Whatever the case, my regard for the junior senator from Illinois plummeted when he chose to disassociate himself from his former minister. If to defend not only the Rev. Wright, but also the likes of Malcolm X, Dr. Martin Luther King Jr., Frederick Douglass and yes, even Red Cloud and Sitting Bull, is to hurt Obama at the polls, then that is America's great loss and not the young senator's.

Unfortunately, Obama's yielding to the winds of political convenience means that much of what those champions of freedom had to say about the struggle to make the American ideal a reality for all will continue to fall on deaf ears. And that is truly a shame, for we citizens have for too long been victimized by a small but powerful and increasingly corrupt minority that has ruthlessly pursued its own imperialistic agenda at the expense of the long-term interests of the nation as a whole.

It is for this reason that outspoken critics like Wright and Congressman Ron Paul are ridiculed and vociferously attacked, for in proclaiming that the reckless policies Washington has advanced abroad over the years "is now brought back into our own front yards," both men have done the unpardonable.

Little known to the American people, Wright and Paul's real targets are individuals like Leo Strauss, one of the chief architects of the neoconservative Washington collective for which George W. Bush was so carefully recruited and groomed to serve as its door-to-door pitchman.

Regarding religion to be "a fraud," Strauss claims the "wise elite" is the only group fit to govern the country. It is "the right of the superior to rule over the inferior," he states. And as far as we the people are concerned, it is Strauss' contention that the general population be told "what they need to know and nothing else," and that "deception and manipulation" are necessary in politics so that the "vulgar masses" can be done with as the "wise elite" see fit.

No wonder the Bush White House employed lies and deceit to fan the flames of fear and hatred in the wake of the Sept. 11 terror attacks. Also little known to most Americans, it was a year earlier that Saddam Hussein obtained U.N. permission to sell his nation's oil for Euro dollars instead of U.S. dollars.

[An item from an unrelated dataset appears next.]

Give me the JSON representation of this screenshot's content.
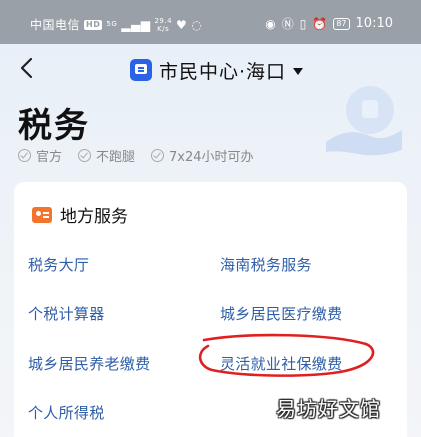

The threat was obvious: were other OPEC nations to follow the Iraqi lead, the consequences would be catastrophic to the global ambitions of America's entire military-industrial-banking-petroleum complex.

But to invade Iraq and take out Saddam Hussein, the neocons' No. 1 priority, the "wise elite" would first have to gain the support of the "vulgar masses," which with the aid and assistance of "European-American" senators Clinton and McCain, they were able to do.

All of which brings us to the 2008 presidential campaign, a 21st century contest that may still have everything to do with race.